Laute Geschichten nur zur Anprobe

John Hardwicks Frisch-Adaption „Gantenbein“ verbaut sich den Perspektivwechsel in Sachen Selbsterfindung

An die Rampe der riesigen Pappkiste tritt Lars Rudolph. „Ich möchte, dass wir uns jemanden vorstellen“, sagt er. Die Pappkiste ist die Bühne. Ein Mann – erzählt der Schauspieler – beschließt fortan vorzugeben, blind zu sein. „Jetzt sucht er eine Geschichte.“ Die Pappkiste hinter ihm sieht aus wie ein lebensgroßes Puppenhaus: Drei Stühle stehen darin, ein Tisch, zwei Kleiderständer und eine Frau. Von dem vorgeblich Blinden wird behauptet, er probiere Geschichten an wie Kleider. Sein Name, so Lars Rudolph, sei Gantenbein.
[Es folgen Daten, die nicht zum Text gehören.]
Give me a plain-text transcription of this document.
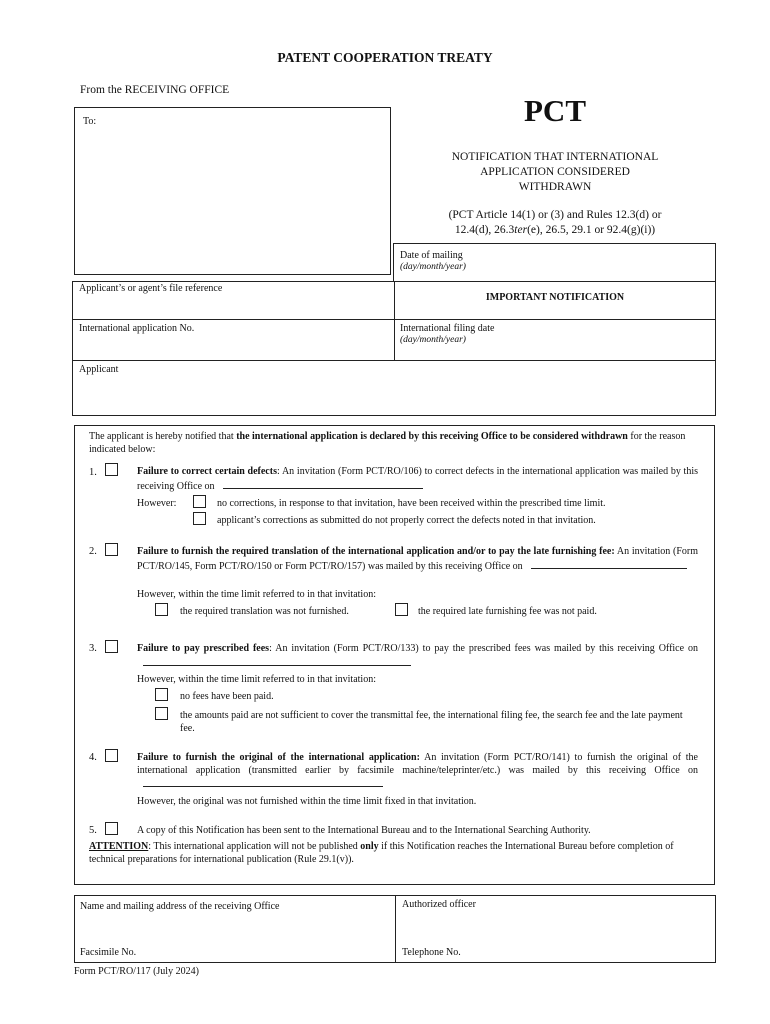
PATENT COOPERATION TREATY
From the RECEIVING OFFICE
To:	PCT
NOTIFICATION THAT INTERNATIONAL
APPLICATION CONSIDERED
WITHDRAWN
(PCT Article 14(1) or (3) and Rules 12.3(d) or
12.4(d), 26.3ter(e), 26.5, 29.1 or 92.4(g)(i))
Date of mailing
(day/month/year)
Applicant’s or agent’s file reference
IMPORTANT NOTIFICATION
International application No.	International filing date
(day/month/year)
Applicant
The applicant is hereby notified that the international application is declared by this receiving Office to be considered withdrawn for the reason indicated below:
1.	Failure to correct certain defects: An invitation (Form PCT/RO/106) to correct defects in the international application was mailed by this receiving Office on
However:	no corrections, in response to that invitation, have been received within the prescribed time limit.
applicant’s corrections as submitted do not properly correct the defects noted in that invitation.
2.	Failure to furnish the required translation of the international application and/or to pay the late furnishing fee: An invitation (Form PCT/RO/145, Form PCT/RO/150 or Form PCT/RO/157) was mailed by this receiving Office on
However, within the time limit referred to in that invitation:
the required translation was not furnished.	the required late furnishing fee was not paid.
3.	Failure to pay prescribed fees: An invitation (Form PCT/RO/133) to pay the prescribed fees was mailed by this receiving Office on
However, within the time limit referred to in that invitation:
no fees have been paid.
the amounts paid are not sufficient to cover the transmittal fee, the international filing fee, the search fee and the late payment fee.
4.	Failure to furnish the original of the international application: An invitation (Form PCT/RO/141) to furnish the original of the international application (transmitted earlier by facsimile machine/teleprinter/etc.) was mailed by this receiving Office on
However, the original was not furnished within the time limit fixed in that invitation.
5.	A copy of this Notification has been sent to the International Bureau and to the International Searching Authority.
ATTENTION: This international application will not be published only if this Notification reaches the International Bureau before completion of technical preparations for international publication (Rule 29.1(v)).
Name and mailing address of the receiving Office
Facsimile No.
Authorized officer
Telephone No.
Form PCT/RO/117 (July 2024)
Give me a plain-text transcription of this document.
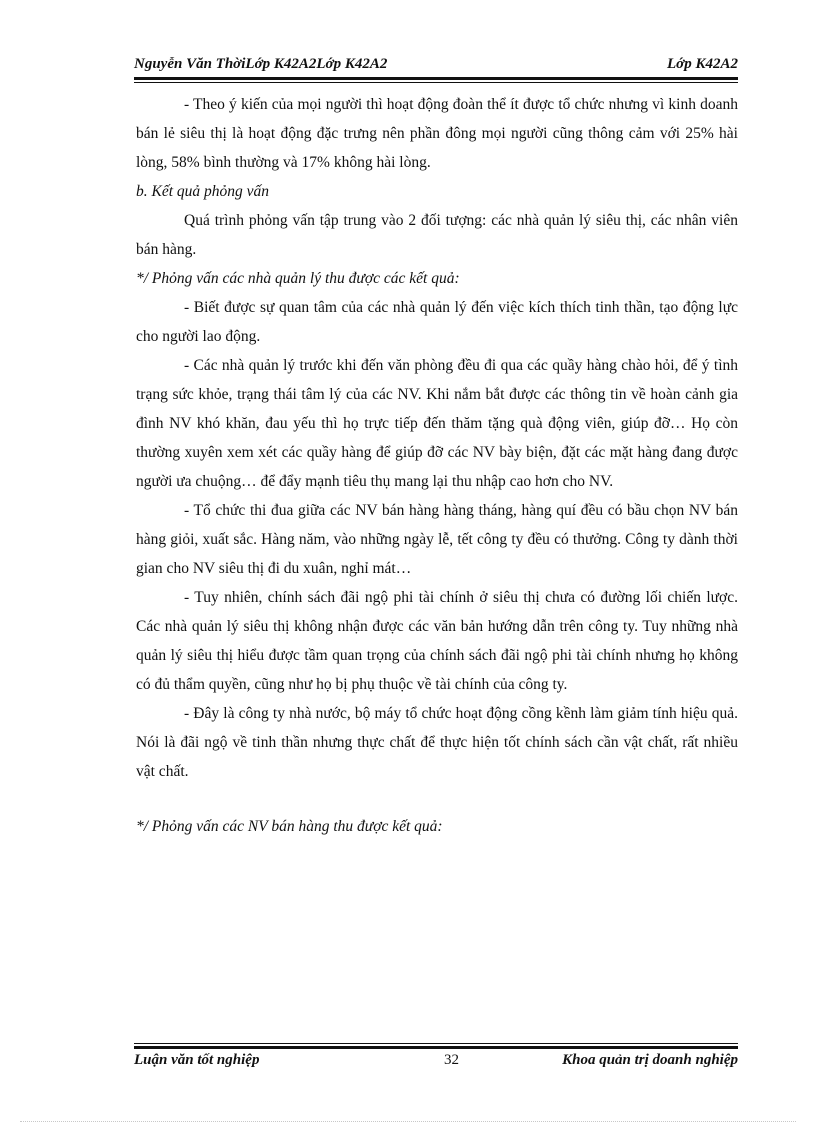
Nguyễn Văn ThờiLớp K42A2Lớp K42A2	Lớp K42A2

- Theo ý kiến của mọi người thì hoạt động đoàn thể ít được tổ chức nhưng vì kinh doanh bán lẻ siêu thị là hoạt động đặc trưng nên phần đông mọi người cũng thông cảm với 25% hài lòng, 58% bình thường và 17% không hài lòng.

b. Kết quả phỏng vấn

Quá trình phỏng vấn tập trung vào 2 đối tượng: các nhà quản lý siêu thị, các nhân viên bán hàng.

*/ Phỏng vấn các nhà quản lý thu được các kết quả:

- Biết được sự quan tâm của các nhà quản lý đến việc kích thích tinh thần, tạo động lực cho người lao động.

- Các nhà quản lý trước khi đến văn phòng đều đi qua các quầy hàng chào hỏi, để ý tình trạng sức khỏe, trạng thái tâm lý của các NV. Khi nắm bắt được các thông tin về hoàn cảnh gia đình NV khó khăn, đau yếu thì họ trực tiếp đến thăm tặng quà động viên, giúp đỡ… Họ còn thường xuyên xem xét các quầy hàng để giúp đỡ các NV bày biện, đặt các mặt hàng đang được người ưa chuộng… để đẩy mạnh tiêu thụ mang lại thu nhập cao hơn cho NV.

- Tổ chức thi đua giữa các NV bán hàng hàng tháng, hàng quí đều có bầu chọn NV bán hàng giỏi, xuất sắc. Hàng năm, vào những ngày lễ, tết công ty đều có thưởng. Công ty dành thời gian cho NV siêu thị đi du xuân, nghỉ mát…

- Tuy nhiên, chính sách đãi ngộ phi tài chính ở siêu thị chưa có đường lối chiến lược. Các nhà quản lý siêu thị không nhận được các văn bản hướng dẫn trên công ty. Tuy những nhà quản lý siêu thị hiểu được tầm quan trọng của chính sách đãi ngộ phi tài chính nhưng họ không có đủ thẩm quyền, cũng như họ bị phụ thuộc về tài chính của công ty.

- Đây là công ty nhà nước, bộ máy tổ chức hoạt động cồng kềnh làm giảm tính hiệu quả. Nói là đãi ngộ về tinh thần nhưng thực chất để thực hiện tốt chính sách cần vật chất, rất nhiều vật chất.

*/ Phỏng vấn các NV bán hàng thu được kết quả:

Luận văn tốt nghiệp	32	Khoa quản trị doanh nghiệp
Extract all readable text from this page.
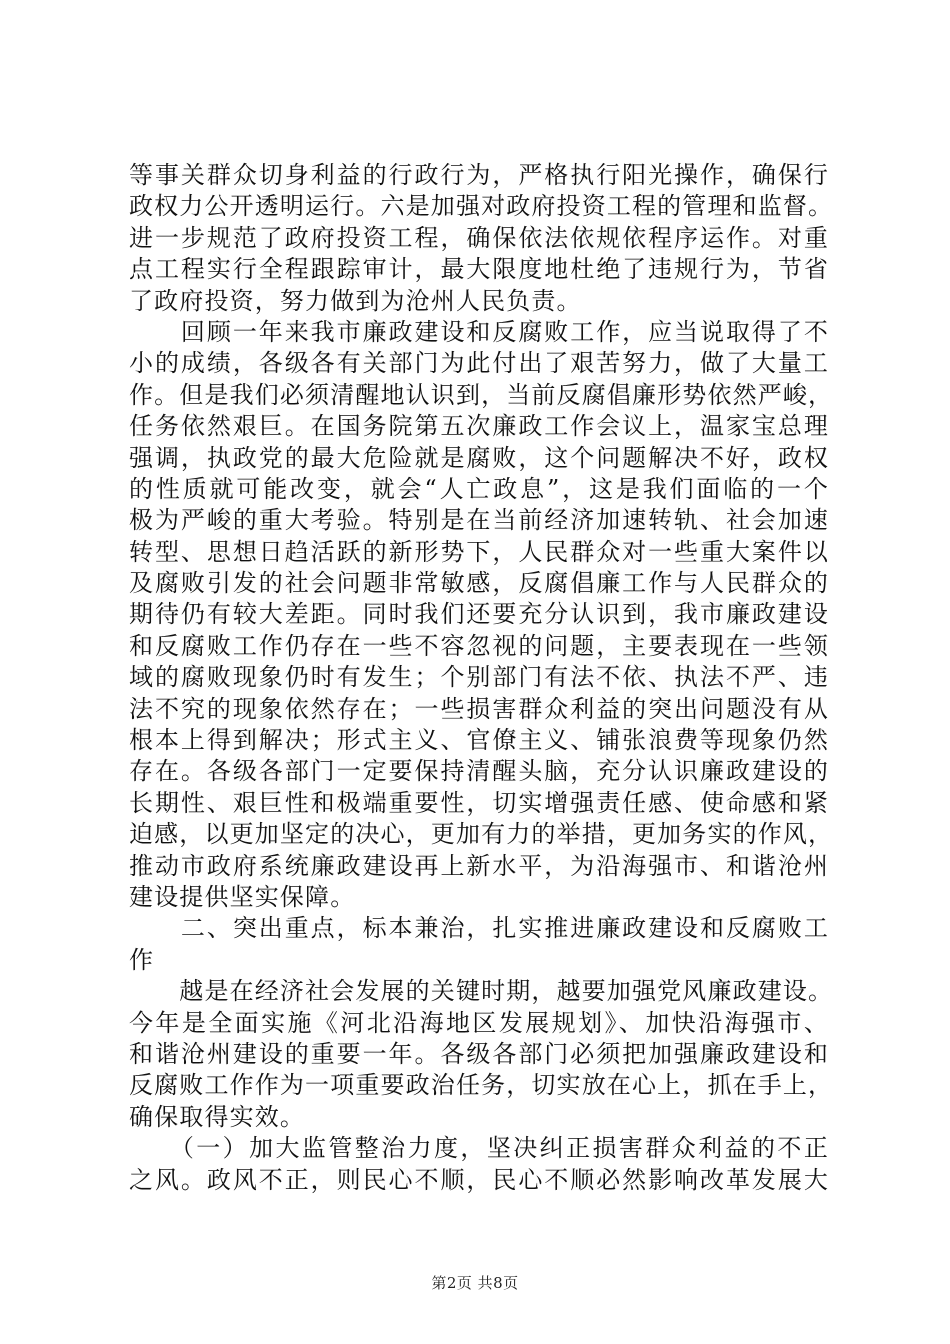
等事关群众切身利益的行政行为，严格执行阳光操作，确保行
政权力公开透明运行。六是加强对政府投资工程的管理和监督。
进一步规范了政府投资工程，确保依法依规依程序运作。对重
点工程实行全程跟踪审计，最大限度地杜绝了违规行为，节省
了政府投资，努力做到为沧州人民负责。
　　回顾一年来我市廉政建设和反腐败工作，应当说取得了不
小的成绩，各级各有关部门为此付出了艰苦努力，做了大量工
作。但是我们必须清醒地认识到，当前反腐倡廉形势依然严峻，
任务依然艰巨。在国务院第五次廉政工作会议上，温家宝总理
强调，执政党的最大危险就是腐败，这个问题解决不好，政权
的性质就可能改变，就会“人亡政息”，这是我们面临的一个
极为严峻的重大考验。特别是在当前经济加速转轨、社会加速
转型、思想日趋活跃的新形势下，人民群众对一些重大案件以
及腐败引发的社会问题非常敏感，反腐倡廉工作与人民群众的
期待仍有较大差距。同时我们还要充分认识到，我市廉政建设
和反腐败工作仍存在一些不容忽视的问题，主要表现在一些领
域的腐败现象仍时有发生；个别部门有法不依、执法不严、违
法不究的现象依然存在；一些损害群众利益的突出问题没有从
根本上得到解决；形式主义、官僚主义、铺张浪费等现象仍然
存在。各级各部门一定要保持清醒头脑，充分认识廉政建设的
长期性、艰巨性和极端重要性，切实增强责任感、使命感和紧
迫感，以更加坚定的决心，更加有力的举措，更加务实的作风，
推动市政府系统廉政建设再上新水平，为沿海强市、和谐沧州
建设提供坚实保障。
　　二、突出重点，标本兼治，扎实推进廉政建设和反腐败工
作
　　越是在经济社会发展的关键时期，越要加强党风廉政建设。
今年是全面实施《河北沿海地区发展规划》、加快沿海强市、
和谐沧州建设的重要一年。各级各部门必须把加强廉政建设和
反腐败工作作为一项重要政治任务，切实放在心上，抓在手上，
确保取得实效。
　　（一）加大监管整治力度，坚决纠正损害群众利益的不正
之风。政风不正，则民心不顺，民心不顺必然影响改革发展大
第2页 共8页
Als Max Frischs Roman „Mein Name sei Gantenbein“ 1964 erschien, war Identitätsfindung eine große Sache. Heute lächelt die Philosophie darüber: An das eine, wahre Ich glaubt niemand mehr, das Subjekt ist tot, dem Finden wird das Suchen, vor allem aber das Erfinden vorgezogen. Es war dieser Perspektivwechsel des Zeitgeists, der John Hardwick (Regie) und Glen Neath (Textadaption) mit Blick auf den Roman interessierte. Was insofern ein wenig verwundert, als dass dieser Wechsel ja mittlerweile auch satte 15 Jahre her ist und sowohl Kino als auch Theater bereits einige originelle Lösungen („Being John Malkovich“ etc.) zu seiner künstlerischen Umsetzung gefunden haben. Was Hardwick, der als Performer mit den Briten Blast Theory arbeitete und als Regisseur sowohl fürs Kino filmt als auch Videos für Blur und die Artic Monkeys fertigt, dem hinzufügen wollte – es blieb bei der Premiere seines „Gantenbein“ am Mittwoch im HAU im Unklaren.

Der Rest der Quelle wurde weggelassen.